If there is anything which our society could learn from Prince’s death, it is high time that we stop stigmatizing opioid addicts and start using scientific, medicinal efforts to treat them.
Perhaps the worst part of Prince’s death is how preventable it was. On April 15, Prince’s private plane made an emergency landing in Illinois. He had overdosed on opioids and was then rushed to a hospital for treatment. But shortly afterwards, Prince left the hospital without medical advice. The day before he died, Prince was treated by a doctor for opiate withdrawal symptoms, and another doctor rushed to prescribe Prince a dosage of buprenorphine, a drug often prescribed in opiate addiction treatment.
But by the time the second doctor arrived, it was too late.

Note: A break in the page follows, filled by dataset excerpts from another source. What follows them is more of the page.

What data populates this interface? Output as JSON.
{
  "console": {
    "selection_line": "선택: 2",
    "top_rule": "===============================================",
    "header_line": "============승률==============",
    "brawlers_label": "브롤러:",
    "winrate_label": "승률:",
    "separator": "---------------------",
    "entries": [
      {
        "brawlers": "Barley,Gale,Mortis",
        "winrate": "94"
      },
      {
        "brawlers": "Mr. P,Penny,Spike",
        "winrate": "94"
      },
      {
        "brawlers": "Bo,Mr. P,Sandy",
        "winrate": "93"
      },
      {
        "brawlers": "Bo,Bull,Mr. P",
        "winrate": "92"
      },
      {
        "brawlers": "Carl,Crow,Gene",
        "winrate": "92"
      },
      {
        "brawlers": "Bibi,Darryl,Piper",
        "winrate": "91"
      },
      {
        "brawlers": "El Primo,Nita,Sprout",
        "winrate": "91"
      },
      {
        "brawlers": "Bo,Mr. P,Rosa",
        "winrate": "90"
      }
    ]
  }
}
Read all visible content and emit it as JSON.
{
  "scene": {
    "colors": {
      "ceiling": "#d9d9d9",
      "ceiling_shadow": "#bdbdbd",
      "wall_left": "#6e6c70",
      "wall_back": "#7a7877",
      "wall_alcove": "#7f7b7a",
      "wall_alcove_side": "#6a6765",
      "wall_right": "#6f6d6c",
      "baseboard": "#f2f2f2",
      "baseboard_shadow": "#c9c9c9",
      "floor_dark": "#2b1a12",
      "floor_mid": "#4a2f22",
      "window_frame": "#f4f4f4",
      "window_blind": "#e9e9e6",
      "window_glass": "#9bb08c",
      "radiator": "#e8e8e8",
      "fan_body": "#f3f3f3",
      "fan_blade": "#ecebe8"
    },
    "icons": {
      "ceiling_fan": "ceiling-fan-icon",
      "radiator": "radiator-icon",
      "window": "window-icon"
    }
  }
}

Now think about this story. Prince was a wealthy, famous individual who should have had no problems getting any drugs he desired. And yet, he had trouble getting his hands on buprenorphine.
So if Prince had trouble getting needed medicinal drugs, what hope do the 2.1 million ordinary Americans suffering from opioid addiction have?
But Americans who want medication to handle the worst effects of heroin or morphine withdrawal find themelves out of luck. And this has resulted because our society is determined to treat drug addicts as criminals and scum, even to the point of denying them medicine which could improve their lives.
According to the National Alliance of Advocates for Buprenorphine Treatment, Congress passed a bill in 2000 allowing physicians to prescribe buprenorphine to patients suffering from opioid addiction. But physicians have to receive a separate certification to prescribe this drug. Then, they are only allowed to help 30 patients in their first year, and only 100 patients every year after that.
Think about how crazy that is. Buprenorphine can help opioid patients wean themselves off of dangerous drugs. And yet Congress decreed that physicians are only allowed to help so many patients a year, and the rest of those patients are out of luck.
It is nonsensical. If buprenorphine is bad, then don’t allow buprenorphine. If it is good, then allow it. Don’t establish some arbitrary limit which serves no purpose whatsoever.
But in the eyes of Congress and those ignorant about opioid rehabilitation, it does serve a purpose. Thanks to many supposed “self-help” groups, many have come to believe that drug addicts should just quit cold turkey. Buprenorphine is another opioid after all. Using it to treat opioid addiction is a crutch or trading one addiction for another, so the logic goes.
But not all addictions are the same. A diabetic is addicted to his insulin, and I am addicted to food and water. But no one suggests that these are crutches.
Fortunately, efforts are being made. President Obama’s latest budget proposes using over $1 billion to fight opioid addiction, and $920 million will be used to “expand access to medication-assisted treatment for opioid use disorders.”
It is a good start for ensuring that opiate addiction is treated as a true disease, with medicine to cure the sick. The only shame is that it came too late for Prince and others who have perished from opioid overdosing and abuse.